BWI's partner trade union organisations from Australia - ETU and CFMEU - have also both signed on to a statement from the Australian Fair Trade and Investment Network expressing their grave concern over the agreement, and calling for an independent assessment of the economic costs and benefits and independent health, environment, human rights and labour rights assessments.

Source:  Building and Wood Workers International--BWI uniting 12 million members in 328 trade unions in 130 countries

Union struggles for decent work building at Rio Tinto

01.02.2016:   Struggles are building in a number of countries against attempts by Rio Tinto to increase the use of precarious labour.

In Namibia, Rio Tinto Rossing uranium mine management finally met with the Mineworkers Union of Namibia (MUN) on 28 January, nearly four months after workers rallied and demanded dialogue about ending exploitation of contractors. This includes paying some contractors only one-seventh as much as regular workers, forcing them to work longer hours with less job security and victimisation of union members.

"Rio Tinto says that freedom of association is one of its priority human rights issues," stated IndustriALL assistant general secretary Kemal Ozkan. "The company must take responsibility for its Namibian contract employees being denied this right."

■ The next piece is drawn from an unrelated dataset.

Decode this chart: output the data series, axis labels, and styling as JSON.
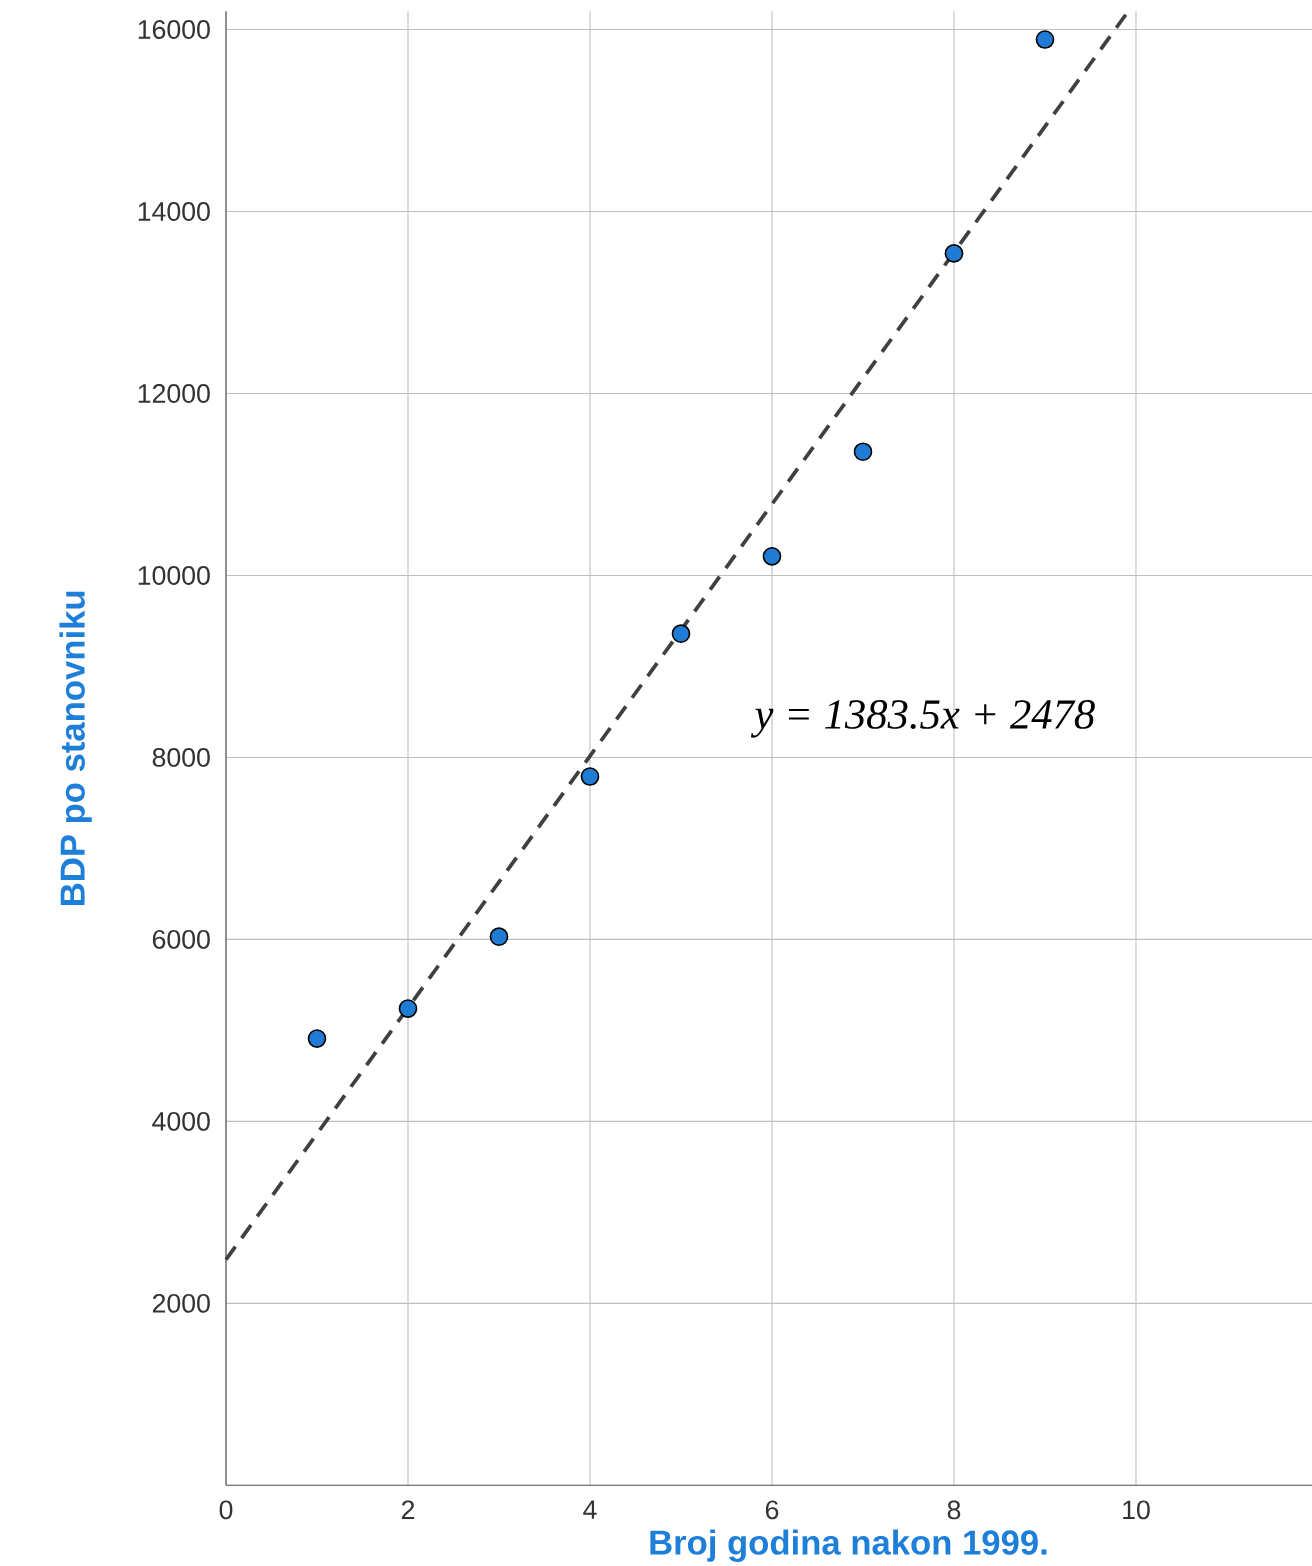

Although MUN's continuing pressure forced Rio Tinto management to agree to a meeting, the company recently announced it intends to outsource all conveyor maintenance jobs. MUN plans to keep up pressure on the company and awaits a response to its demands.

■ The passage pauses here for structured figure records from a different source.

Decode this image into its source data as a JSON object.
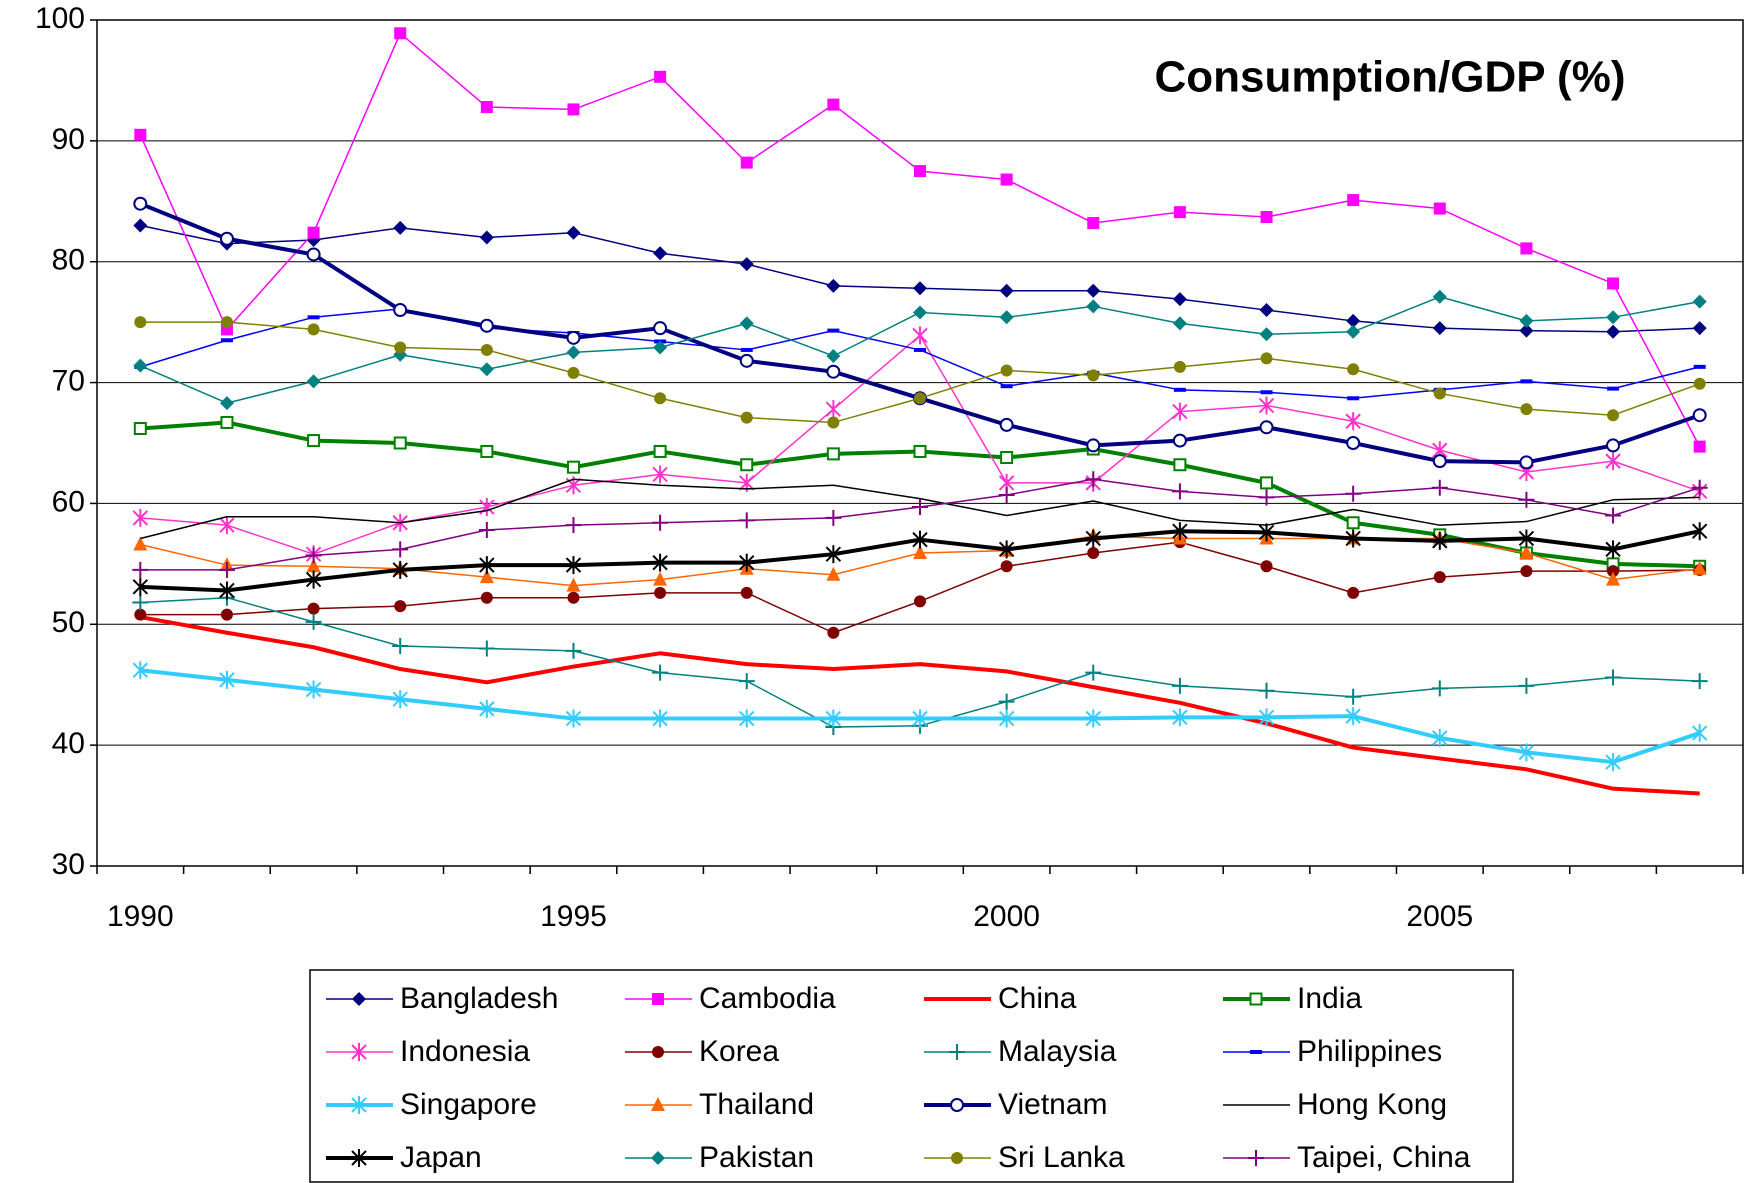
{
  "chart_data": {
    "type": "line",
    "title": "Consumption/GDP (%)",
    "categories": [
      "1990",
      null,
      null,
      null,
      null,
      "1995",
      null,
      null,
      null,
      null,
      "2000",
      null,
      null,
      null,
      null,
      "2005",
      null,
      null,
      null
    ],
    "ylim": [
      30,
      100
    ],
    "yticks": [
      30,
      40,
      50,
      60,
      70,
      80,
      90,
      100
    ],
    "grid": true,
    "legend": "bottom",
    "series": [
      {
        "name": "Bangladesh",
        "color": "#000080",
        "marker": "diamond",
        "line_width": 1.5,
        "values": [
          83,
          81.5,
          81.8,
          82.8,
          82,
          82.4,
          80.7,
          79.8,
          78,
          77.8,
          77.6,
          77.6,
          76.9,
          76,
          75.1,
          74.5,
          74.3,
          74.2,
          74.5
        ]
      },
      {
        "name": "Cambodia",
        "color": "#ff00ff",
        "marker": "square",
        "line_width": 1.5,
        "values": [
          90.5,
          74.4,
          82.4,
          98.9,
          92.8,
          92.6,
          95.3,
          88.2,
          93,
          87.5,
          86.8,
          83.2,
          84.1,
          83.7,
          85.1,
          84.4,
          81.1,
          78.2,
          64.7
        ]
      },
      {
        "name": "China",
        "color": "#ff0000",
        "marker": "none",
        "line_width": 4,
        "values": [
          50.6,
          49.3,
          48.1,
          46.3,
          45.2,
          46.5,
          47.6,
          46.7,
          46.3,
          46.7,
          46.1,
          44.8,
          43.5,
          41.8,
          39.8,
          38.9,
          38,
          36.4,
          36
        ]
      },
      {
        "name": "India",
        "color": "#008000",
        "marker": "open-square",
        "line_width": 4,
        "values": [
          66.2,
          66.7,
          65.2,
          65,
          64.3,
          63,
          64.3,
          63.2,
          64.1,
          64.3,
          63.8,
          64.5,
          63.2,
          61.7,
          58.4,
          57.4,
          55.9,
          55,
          54.8
        ]
      },
      {
        "name": "Indonesia",
        "color": "#ff33cc",
        "marker": "star",
        "line_width": 1.5,
        "values": [
          58.8,
          58.2,
          55.8,
          58.4,
          59.7,
          61.5,
          62.4,
          61.7,
          67.8,
          73.9,
          61.7,
          61.7,
          67.6,
          68.1,
          66.8,
          64.4,
          62.6,
          63.5,
          61
        ]
      },
      {
        "name": "Korea",
        "color": "#800000",
        "marker": "circle",
        "line_width": 1.5,
        "values": [
          50.8,
          50.8,
          51.3,
          51.5,
          52.2,
          52.2,
          52.6,
          52.6,
          49.3,
          51.9,
          54.8,
          55.9,
          56.8,
          54.8,
          52.6,
          53.9,
          54.4,
          54.4,
          54.5
        ]
      },
      {
        "name": "Malaysia",
        "color": "#008080",
        "marker": "plus",
        "line_width": 1.5,
        "values": [
          51.8,
          52.2,
          50.2,
          48.2,
          48,
          47.8,
          46,
          45.3,
          41.5,
          41.6,
          43.6,
          46,
          44.9,
          44.5,
          44,
          44.7,
          44.9,
          45.6,
          45.3
        ]
      },
      {
        "name": "Philippines",
        "color": "#0000ff",
        "marker": "dash",
        "line_width": 1.5,
        "values": [
          71.3,
          73.5,
          75.4,
          76.1,
          74.5,
          74.1,
          73.4,
          72.7,
          74.3,
          72.7,
          69.7,
          70.8,
          69.4,
          69.2,
          68.7,
          69.4,
          70.1,
          69.5,
          71.3
        ]
      },
      {
        "name": "Singapore",
        "color": "#33ccff",
        "marker": "star",
        "line_width": 4,
        "values": [
          46.2,
          45.4,
          44.6,
          43.8,
          43,
          42.2,
          42.2,
          42.2,
          42.2,
          42.2,
          42.2,
          42.2,
          42.3,
          42.3,
          42.4,
          40.6,
          39.4,
          38.6,
          41
        ]
      },
      {
        "name": "Thailand",
        "color": "#ff6600",
        "marker": "triangle",
        "line_width": 1.5,
        "values": [
          56.6,
          54.9,
          54.8,
          54.6,
          53.9,
          53.2,
          53.7,
          54.6,
          54.1,
          55.9,
          56.1,
          57.3,
          57.1,
          57.1,
          57.1,
          57.1,
          55.9,
          53.7,
          54.6
        ]
      },
      {
        "name": "Vietnam",
        "color": "#000080",
        "marker": "open-circle",
        "line_width": 4,
        "values": [
          84.8,
          81.9,
          80.6,
          76,
          74.7,
          73.7,
          74.5,
          71.8,
          70.9,
          68.7,
          66.5,
          64.8,
          65.2,
          66.3,
          65,
          63.5,
          63.4,
          64.8,
          67.3
        ]
      },
      {
        "name": "Hong Kong",
        "color": "#000000",
        "marker": "none",
        "line_width": 1.5,
        "values": [
          57.1,
          58.9,
          58.9,
          58.4,
          59.4,
          62,
          61.5,
          61.2,
          61.5,
          60.4,
          59,
          60.2,
          58.6,
          58.2,
          59.5,
          58.2,
          58.5,
          60.3,
          60.5
        ]
      },
      {
        "name": "Japan",
        "color": "#000000",
        "marker": "star",
        "line_width": 4,
        "values": [
          53.1,
          52.8,
          53.7,
          54.5,
          54.9,
          54.9,
          55.1,
          55.1,
          55.8,
          57,
          56.2,
          57.1,
          57.7,
          57.6,
          57.1,
          56.9,
          57.1,
          56.2,
          57.7
        ]
      },
      {
        "name": "Pakistan",
        "color": "#008080",
        "marker": "diamond",
        "line_width": 1.5,
        "values": [
          71.4,
          68.3,
          70.1,
          72.3,
          71.1,
          72.5,
          72.9,
          74.9,
          72.2,
          75.8,
          75.4,
          76.3,
          74.9,
          74,
          74.2,
          77.1,
          75.1,
          75.4,
          76.7
        ]
      },
      {
        "name": "Sri Lanka",
        "color": "#808000",
        "marker": "circle",
        "line_width": 1.5,
        "values": [
          75,
          75,
          74.4,
          72.9,
          72.7,
          70.8,
          68.7,
          67.1,
          66.7,
          68.7,
          71,
          70.6,
          71.3,
          72,
          71.1,
          69.1,
          67.8,
          67.3,
          69.9
        ]
      },
      {
        "name": "Taipei, China",
        "color": "#800080",
        "marker": "plus",
        "line_width": 1.5,
        "values": [
          54.5,
          54.5,
          55.7,
          56.2,
          57.8,
          58.2,
          58.4,
          58.6,
          58.8,
          59.7,
          60.7,
          62,
          61,
          60.5,
          60.8,
          61.3,
          60.3,
          59,
          61.3
        ]
      }
    ]
  }
}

In Iceland, unions have worked for over a year without a collective bargaining agreement. They are resisting Rio Tinto's plan to outsource a large fraction of the aluminium smelter's workforce to contractors paid significantly less than direct employees. The company has refused to agree that the outsourced jobs be paid the same as direct employees.

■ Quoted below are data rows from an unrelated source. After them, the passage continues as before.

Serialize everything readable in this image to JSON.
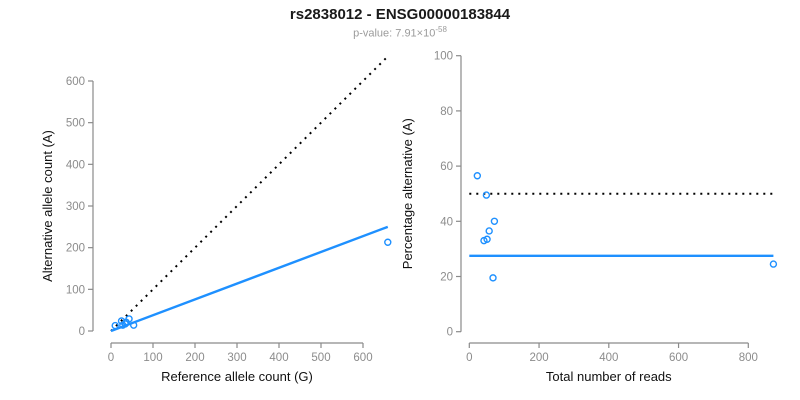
{
  "header": {
    "title": "rs2838012 - ENSG00000183844",
    "p_value_text": "p-value: 7.91×10",
    "p_value_exponent": "-58"
  },
  "colors": {
    "accent_blue": "#1E90FF",
    "line_black": "#000000",
    "axis_gray": "#8a8a8a",
    "tick_label_gray": "#8c8c8c",
    "axis_title_black": "#111111"
  },
  "chart_data": [
    {
      "type": "scatter",
      "xlabel": "Reference allele count (G)",
      "ylabel": "Alternative allele count (A)",
      "xticks": [
        0,
        100,
        200,
        300,
        400,
        500,
        600
      ],
      "yticks": [
        0,
        100,
        200,
        300,
        400,
        500,
        600
      ],
      "xlim": [
        -26,
        686
      ],
      "ylim": [
        -26,
        686
      ],
      "grid": false,
      "point_color": "#1E90FF",
      "points": [
        [
          10,
          13
        ],
        [
          25,
          24
        ],
        [
          28,
          14
        ],
        [
          34,
          17
        ],
        [
          36,
          21
        ],
        [
          43,
          29
        ],
        [
          54,
          14
        ],
        [
          659,
          213
        ]
      ],
      "lines": [
        {
          "name": "identity-line",
          "style": "dotted",
          "color": "#000000",
          "x": [
            0,
            659
          ],
          "y": [
            0,
            659
          ]
        },
        {
          "name": "fit-line",
          "style": "solid",
          "color": "#1E90FF",
          "x": [
            0,
            659
          ],
          "y": [
            0,
            250
          ]
        }
      ]
    },
    {
      "type": "scatter",
      "xlabel": "Total number of reads",
      "ylabel": "Percentage alternative (A)",
      "xticks": [
        0,
        200,
        400,
        600,
        800
      ],
      "yticks": [
        0,
        20,
        40,
        60,
        80,
        100
      ],
      "xlim": [
        -35,
        890
      ],
      "ylim": [
        -4,
        104
      ],
      "grid": false,
      "point_color": "#1E90FF",
      "points": [
        [
          23,
          56.5
        ],
        [
          49,
          49.5
        ],
        [
          42,
          33
        ],
        [
          51,
          33.5
        ],
        [
          57,
          36.5
        ],
        [
          72,
          40
        ],
        [
          68,
          19.5
        ],
        [
          872,
          24.5
        ]
      ],
      "lines": [
        {
          "name": "fifty-percent-line",
          "style": "dotted",
          "color": "#000000",
          "x": [
            0,
            872
          ],
          "y": [
            50,
            50
          ]
        },
        {
          "name": "mean-percentage-line",
          "style": "solid",
          "color": "#1E90FF",
          "x": [
            0,
            872
          ],
          "y": [
            27.5,
            27.5
          ]
        }
      ]
    }
  ]
}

The unions in Iceland continue discussions with the company and have recently networked with the Rio Tinto Global Union Network to develop strategy.

In Australia, the Maritime Union of Australia (MUA) held a rally on 29 January to protest Rio Tinto replacing a vessel represented by MUA with one whose workers' pay and conditions are far inferior. The workers transport alumina from a Rio Tinto refinery to a Rio Tinto aluminium smelter.

The vessel Rio Tinto plans to now charter is Greek owned, with a Liberian flag and a full Filipino crew.

"We are being replaced by the most exploited workers in the world. Workers who have no say, workers who can't go to the boss and say, 'No, I'm not going to do that job because it's unsafe,' said MUA assistant national secretary Warren Smith.

Unions representing workers at Rio Tinto in fourteen countries sent a letter to Rio Tinto's CEO on 7 October requesting to work collaboratively with the company to address problems related to the company's increasing use of precarious labour.

"The current disputes at Rio Tinto in Australia, Iceland and Namibia are part of a global problem," said Kemal Ozkan. "We're ready to work together with the company to seek a global solution."

Source:  IndustriALL Global Union--IndustriALL represents 50 million workers in 600 unions in 140 countries

Disinformation campaign against the ITUC

29 January 2016:   The ITUC has for some time been facing a disinformation campaign by unidentified persons, in connection with our campaign to defend the rights of migrant workers in Qatar including those preparing infrastructure for the 2022 World Cup.

The ITUC has for some time been facing a disinformation campaign by unidentified persons, in connection with our campaign to defend the rights of migrant workers in Qatar including those preparing infrastructure for the 2022 World Cup. This campaign has included the dissemination of fake videos and other materials, setting up of fake social media accounts and various other techniques aimed at the ITUC and at individual people.

This week the ITUC received confirmation that ITUC email accounts have been hacked, and falsified material inserted into emails. We anticipate that this campaign may intensify in the coming weeks with the election of a new FIFA President due on February 26 and important discussions in UN institutions including the ILO in the first quarter of this year. These methods will not deter the ITUC from standing up for the rights of working people in Qatar or in any other place.